O alto preço dos adubos químicos e insumos agrícolas afeta a agricultura familiar. Tecnologias sociais e práticas de manejo tem apoiado a produção das famílias agricultoras.
Produzir alimentos, convivendo com as mudanças climáticas, nunca foi fácil para a agricultura familiar. E, nos últimos meses, tem sido ainda mais desafiador. O aumento dos custos de produção tem comprometido diretamente o campo, principalmente com a alta dos adubos químicos e insumos agrícolas, matérias-primas utilizadas em larga escala no país, principalmente pelo agronegócio, que produz mais commodities do que alimentos. Mas, será que esta situação também afeta a produção de alimentos pela agricultura familiar? A extrema dependência do Brasil em determinados produtos estrangeiros demonstra que sim!
A importação de adubos químicos e insumos agrícolas de diversos países, mas principalmente da Rússia, se intensificou a partir do fechamento de três fábricas de fertilizantes da Petrobras durante os governos de Michel Temer (MDB) e Jair Bolsonaro (PL), entre 2016 e 2020. Informações da Associação Nacional para Difusão de Adubos (Anda) exemplificam o cenário.
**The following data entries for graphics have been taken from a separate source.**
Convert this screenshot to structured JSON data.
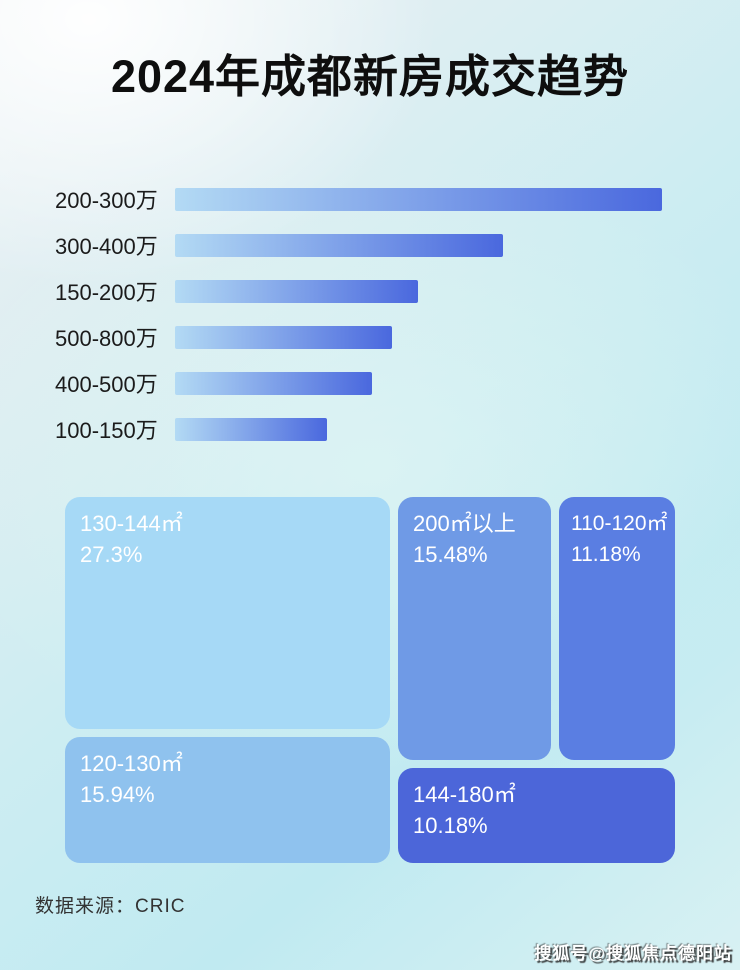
{
  "title": "2024年成都新房成交趋势",
  "source_label": "数据来源：CRIC",
  "watermark": "搜狐号@搜狐焦点德阳站",
  "colors": {
    "bar_gradient_start": "#b3daf4",
    "bar_gradient_end": "#4a68de",
    "title_text": "#0e0e0e",
    "tile_text": "#ffffff"
  },
  "chart_data": [
    {
      "type": "bar",
      "orientation": "horizontal",
      "categories": [
        "200-300万",
        "300-400万",
        "150-200万",
        "500-800万",
        "400-500万",
        "100-150万"
      ],
      "values_relative_pct": [
        100,
        67.4,
        49.9,
        44.6,
        40.5,
        31.2
      ],
      "value_labels_shown": false,
      "bar_gradient": [
        "#b3daf4",
        "#4a68de"
      ],
      "legend": "none",
      "grid": false
    },
    {
      "type": "treemap",
      "items": [
        {
          "label": "130-144㎡",
          "percent": "27.3%",
          "value": 27.3,
          "color": "#a6d9f6"
        },
        {
          "label": "200㎡以上",
          "percent": "15.48%",
          "value": 15.48,
          "color": "#6f9ae6"
        },
        {
          "label": "110-120㎡",
          "percent": "11.18%",
          "value": 11.18,
          "color": "#5a7ee2"
        },
        {
          "label": "120-130㎡",
          "percent": "15.94%",
          "value": 15.94,
          "color": "#8fc2ee"
        },
        {
          "label": "144-180㎡",
          "percent": "10.18%",
          "value": 10.18,
          "color": "#4c66d9"
        }
      ],
      "legend": "none"
    }
  ]
}
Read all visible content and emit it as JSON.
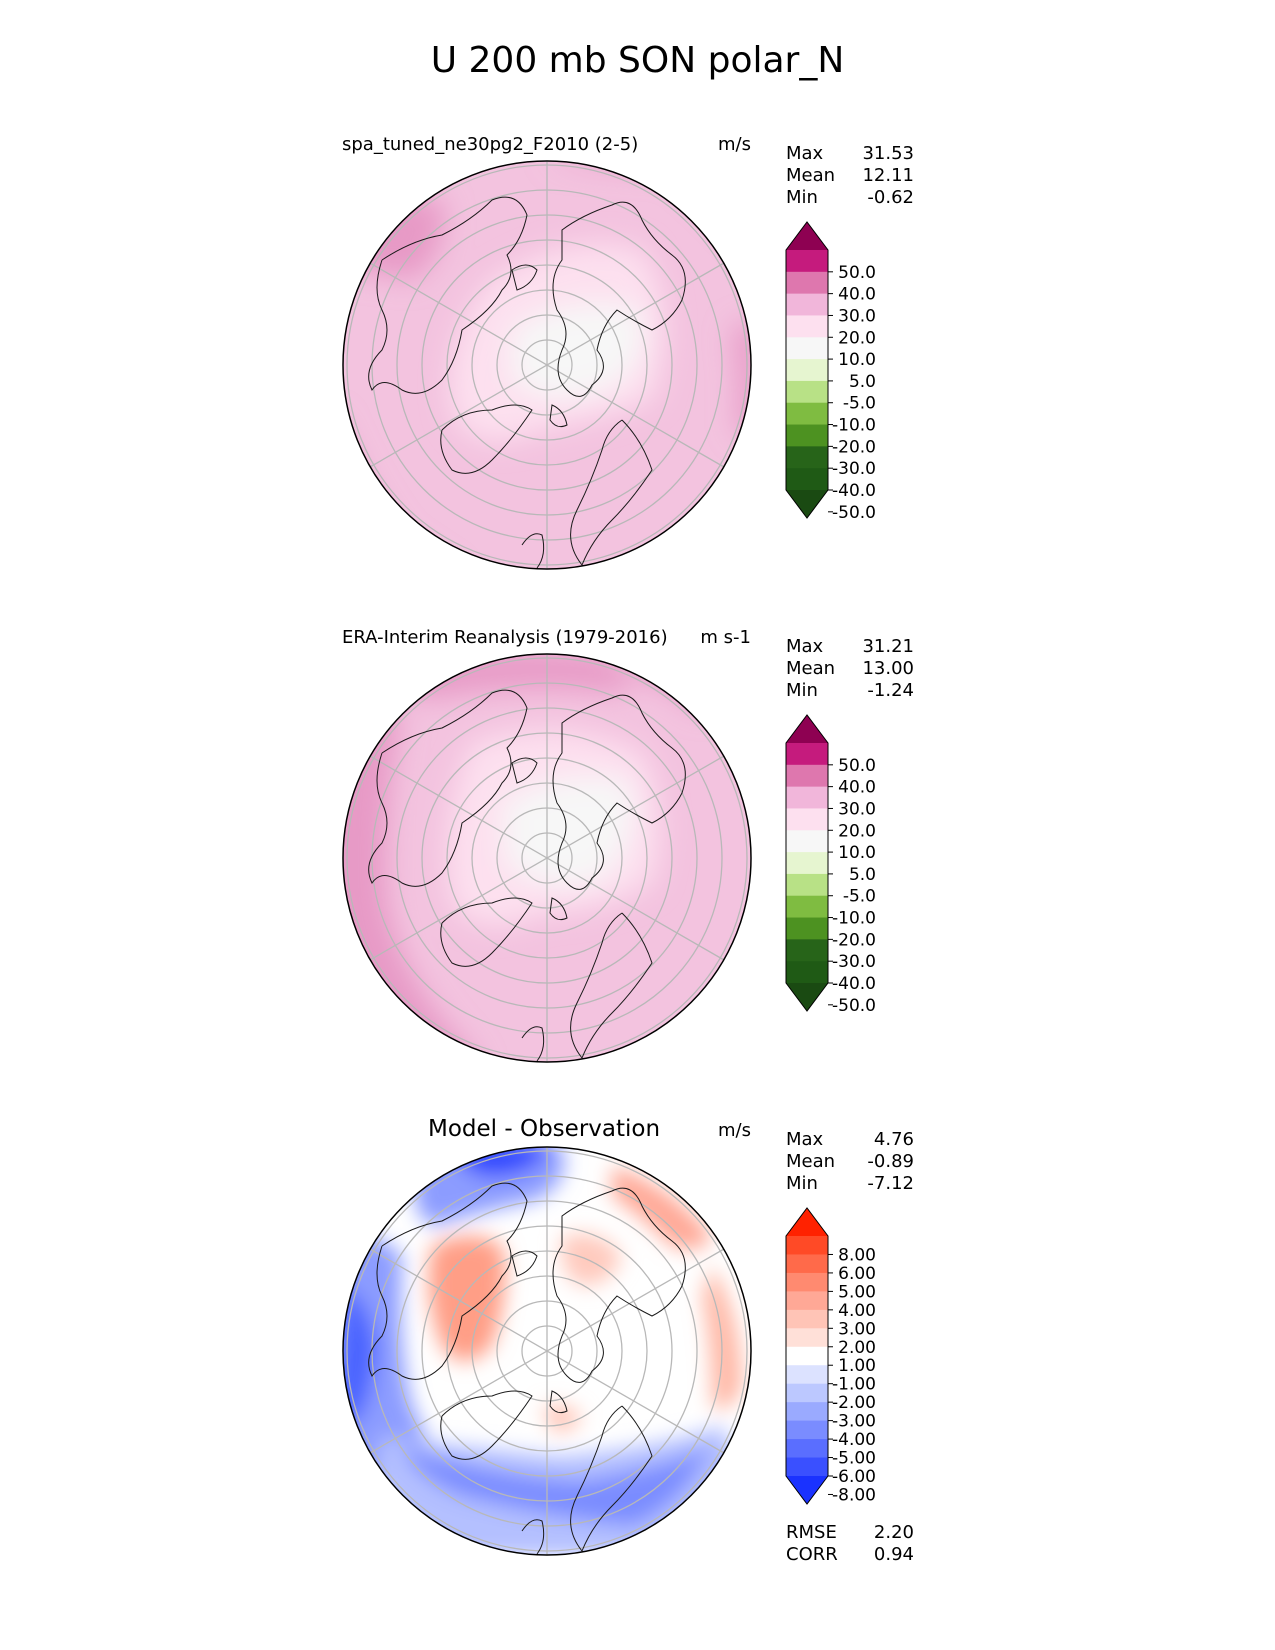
{
  "title": "U 200 mb SON polar_N",
  "chart_data": [
    {
      "type": "heatmap",
      "projection": "north-polar-stereographic",
      "title": "spa_tuned_ne30pg2_F2010 (2-5)",
      "units": "m/s",
      "stats": [
        {
          "label": "Max",
          "value": "31.53"
        },
        {
          "label": "Mean",
          "value": "12.11"
        },
        {
          "label": "Min",
          "value": "-0.62"
        }
      ],
      "colorbar": {
        "levels": [
          "50.0",
          "40.0",
          "30.0",
          "20.0",
          "10.0",
          "5.0",
          "-5.0",
          "-10.0",
          "-20.0",
          "-30.0",
          "-40.0",
          "-50.0"
        ],
        "colors": [
          "#8e0152",
          "#c51b7d",
          "#de77ae",
          "#f1b6da",
          "#fde0ef",
          "#f7f7f7",
          "#e6f5d0",
          "#b8e186",
          "#7fbc41",
          "#4d9221",
          "#276419",
          "#1f5a15",
          "#1a4a12"
        ]
      }
    },
    {
      "type": "heatmap",
      "projection": "north-polar-stereographic",
      "title": "ERA-Interim Reanalysis (1979-2016)",
      "units": "m s-1",
      "stats": [
        {
          "label": "Max",
          "value": "31.21"
        },
        {
          "label": "Mean",
          "value": "13.00"
        },
        {
          "label": "Min",
          "value": "-1.24"
        }
      ],
      "colorbar": {
        "levels": [
          "50.0",
          "40.0",
          "30.0",
          "20.0",
          "10.0",
          "5.0",
          "-5.0",
          "-10.0",
          "-20.0",
          "-30.0",
          "-40.0",
          "-50.0"
        ],
        "colors": [
          "#8e0152",
          "#c51b7d",
          "#de77ae",
          "#f1b6da",
          "#fde0ef",
          "#f7f7f7",
          "#e6f5d0",
          "#b8e186",
          "#7fbc41",
          "#4d9221",
          "#276419",
          "#1f5a15",
          "#1a4a12"
        ]
      }
    },
    {
      "type": "heatmap",
      "projection": "north-polar-stereographic",
      "title": "Model - Observation",
      "units": "m/s",
      "stats": [
        {
          "label": "Max",
          "value": "4.76"
        },
        {
          "label": "Mean",
          "value": "-0.89"
        },
        {
          "label": "Min",
          "value": "-7.12"
        }
      ],
      "extra_stats": [
        {
          "label": "RMSE",
          "value": "2.20"
        },
        {
          "label": "CORR",
          "value": "0.94"
        }
      ],
      "colorbar": {
        "levels": [
          "8.00",
          "6.00",
          "5.00",
          "4.00",
          "3.00",
          "2.00",
          "1.00",
          "-1.00",
          "-2.00",
          "-3.00",
          "-4.00",
          "-5.00",
          "-6.00",
          "-8.00"
        ],
        "colors": [
          "#ff2200",
          "#ff4a26",
          "#ff6a4a",
          "#ff8a70",
          "#ffa896",
          "#ffc4b6",
          "#ffe0d8",
          "#ffffff",
          "#dce2ff",
          "#bcc8ff",
          "#9aaaff",
          "#7a8cff",
          "#5a6eff",
          "#3a50ff",
          "#1a32ff"
        ]
      }
    }
  ]
}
Conforme os dados apresentados pela entidade, em 2021, das mais de 40 milhões de toneladas de fertilizantes consumidos no país, 85% foram importadas. Além disso, a parcela das importações na demanda interna de adubos e fertilizantes tem crescido ano a ano: em 2017, os importados representavam 76% do total.
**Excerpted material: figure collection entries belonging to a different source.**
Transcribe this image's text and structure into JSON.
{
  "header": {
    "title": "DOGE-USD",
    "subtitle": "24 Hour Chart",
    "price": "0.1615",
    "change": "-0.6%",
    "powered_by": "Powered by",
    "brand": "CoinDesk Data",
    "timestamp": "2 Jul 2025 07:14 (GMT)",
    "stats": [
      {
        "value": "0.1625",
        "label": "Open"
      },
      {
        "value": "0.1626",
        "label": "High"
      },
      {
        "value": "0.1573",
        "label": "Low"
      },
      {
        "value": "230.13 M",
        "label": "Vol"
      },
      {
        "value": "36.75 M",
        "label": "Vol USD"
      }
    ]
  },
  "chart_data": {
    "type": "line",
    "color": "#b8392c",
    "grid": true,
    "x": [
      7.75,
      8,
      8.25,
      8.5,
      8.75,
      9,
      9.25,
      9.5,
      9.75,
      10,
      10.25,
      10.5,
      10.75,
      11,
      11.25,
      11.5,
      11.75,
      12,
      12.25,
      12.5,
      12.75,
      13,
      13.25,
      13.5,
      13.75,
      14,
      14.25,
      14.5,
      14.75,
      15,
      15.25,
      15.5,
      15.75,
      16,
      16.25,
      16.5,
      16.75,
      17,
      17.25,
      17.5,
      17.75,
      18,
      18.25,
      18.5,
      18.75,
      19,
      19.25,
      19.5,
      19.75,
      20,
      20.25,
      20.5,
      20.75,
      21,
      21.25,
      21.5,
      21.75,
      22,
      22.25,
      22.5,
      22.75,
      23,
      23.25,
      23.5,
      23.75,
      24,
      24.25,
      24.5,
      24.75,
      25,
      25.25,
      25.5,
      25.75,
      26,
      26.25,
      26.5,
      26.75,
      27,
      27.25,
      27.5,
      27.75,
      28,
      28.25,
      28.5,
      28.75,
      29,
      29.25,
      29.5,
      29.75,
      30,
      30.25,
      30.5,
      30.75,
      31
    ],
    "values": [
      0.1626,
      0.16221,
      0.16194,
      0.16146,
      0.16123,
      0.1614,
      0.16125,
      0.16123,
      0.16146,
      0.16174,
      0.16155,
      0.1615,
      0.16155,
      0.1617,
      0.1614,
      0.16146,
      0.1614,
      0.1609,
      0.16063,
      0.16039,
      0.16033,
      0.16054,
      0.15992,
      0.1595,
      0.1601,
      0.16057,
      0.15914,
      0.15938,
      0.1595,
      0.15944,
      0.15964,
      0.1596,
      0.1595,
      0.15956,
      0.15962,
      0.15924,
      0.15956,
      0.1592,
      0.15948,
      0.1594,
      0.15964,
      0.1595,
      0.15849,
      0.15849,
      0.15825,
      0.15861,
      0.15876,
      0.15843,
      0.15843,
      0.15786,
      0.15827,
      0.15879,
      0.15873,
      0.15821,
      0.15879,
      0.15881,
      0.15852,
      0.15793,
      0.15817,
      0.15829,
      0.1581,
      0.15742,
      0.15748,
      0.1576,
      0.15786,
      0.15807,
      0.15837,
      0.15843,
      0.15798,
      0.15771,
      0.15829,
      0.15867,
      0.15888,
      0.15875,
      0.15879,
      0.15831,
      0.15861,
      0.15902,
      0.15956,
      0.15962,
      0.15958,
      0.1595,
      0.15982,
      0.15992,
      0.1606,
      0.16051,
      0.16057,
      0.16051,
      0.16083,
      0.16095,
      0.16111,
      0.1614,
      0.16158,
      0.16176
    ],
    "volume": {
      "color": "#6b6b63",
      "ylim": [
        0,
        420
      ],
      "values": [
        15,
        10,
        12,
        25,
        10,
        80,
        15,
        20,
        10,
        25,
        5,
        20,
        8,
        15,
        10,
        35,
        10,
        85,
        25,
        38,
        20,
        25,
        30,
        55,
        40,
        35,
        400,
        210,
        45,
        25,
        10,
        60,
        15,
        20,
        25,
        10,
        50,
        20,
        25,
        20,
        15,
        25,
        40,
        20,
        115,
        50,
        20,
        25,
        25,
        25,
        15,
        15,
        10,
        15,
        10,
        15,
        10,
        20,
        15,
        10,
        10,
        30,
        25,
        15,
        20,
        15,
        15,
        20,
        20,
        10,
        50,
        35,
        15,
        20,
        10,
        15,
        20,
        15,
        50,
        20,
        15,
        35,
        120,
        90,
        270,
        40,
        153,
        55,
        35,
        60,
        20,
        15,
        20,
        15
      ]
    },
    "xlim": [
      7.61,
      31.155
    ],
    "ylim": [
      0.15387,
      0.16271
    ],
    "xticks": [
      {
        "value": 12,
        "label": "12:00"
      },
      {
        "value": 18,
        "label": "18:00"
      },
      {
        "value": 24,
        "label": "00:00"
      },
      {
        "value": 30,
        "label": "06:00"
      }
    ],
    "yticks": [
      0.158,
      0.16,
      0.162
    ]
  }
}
Dados do Boletim Logístico da Companhia Nacional de Abastecimento (Conab) divulgados neste mês, demonstram que mesmo com a guerra entre russos e ucranianos, as importações brasileiras de fertilizantes em abril/22 atingiram 3,25 milhões de toneladas, cerca de 550 mil toneladas superior ao ocorrido no mês passado. Segundo a entidade, “apesar das sanções econômicas impostas por diversos países ocidentais contra a Rússia, o Brasil segue comprando fertilizantes do seu maior fornecedor, a Rússia”.
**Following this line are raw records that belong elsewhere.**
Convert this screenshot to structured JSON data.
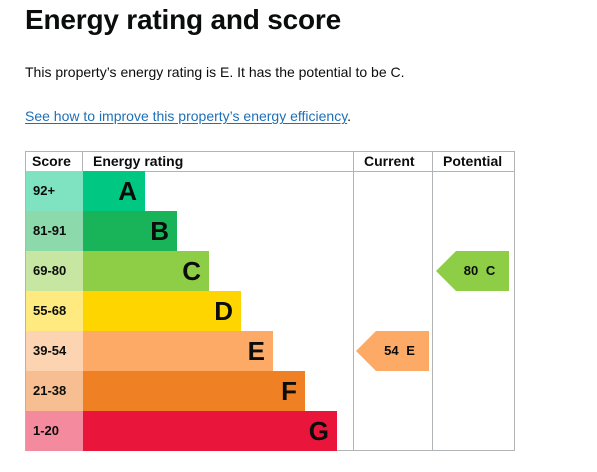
{
  "heading": "Energy rating and score",
  "summary": "This property’s energy rating is E. It has the potential to be C.",
  "link": {
    "text": "See how to improve this property’s energy efficiency",
    "suffix": "."
  },
  "table": {
    "headers": {
      "score": "Score",
      "rating": "Energy rating",
      "current": "Current",
      "potential": "Potential"
    },
    "bands": [
      {
        "score": "92+",
        "letter": "A",
        "color": "#00c781",
        "score_bg": "#7fe2c0"
      },
      {
        "score": "81-91",
        "letter": "B",
        "color": "#19b459",
        "score_bg": "#8cd9ac"
      },
      {
        "score": "69-80",
        "letter": "C",
        "color": "#8dce46",
        "score_bg": "#c6e6a2"
      },
      {
        "score": "55-68",
        "letter": "D",
        "color": "#ffd500",
        "score_bg": "#ffea7f"
      },
      {
        "score": "39-54",
        "letter": "E",
        "color": "#fcaa65",
        "score_bg": "#fdd4b2"
      },
      {
        "score": "21-38",
        "letter": "F",
        "color": "#ef8023",
        "score_bg": "#f7bf91"
      },
      {
        "score": "1-20",
        "letter": "G",
        "color": "#e9153b",
        "score_bg": "#f48a9d"
      }
    ],
    "current": {
      "label": "54 E",
      "band": "E",
      "color": "#fcaa65"
    },
    "potential": {
      "label": "80 C",
      "band": "C",
      "color": "#8dce46"
    }
  }
}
Fabio Junior Pereira da Silva, biólogo e assessor técnico da AS-PTA Agricultura Familiar e Agroecologia, entidade que atua na conservação da agrobiodiversidade e das sementes crioulas na região centro-sul do Paraná, explica que esta situação vivida pelos agricultores familiares em relação à produção e aos altos custos dos insumos agrícolas, é resultado das constantes investidas do agronegócio, com o seu “desmodelo” produtivo pautado nas monoculturas e commodities, o controle dos recursos e os créditos produtivos.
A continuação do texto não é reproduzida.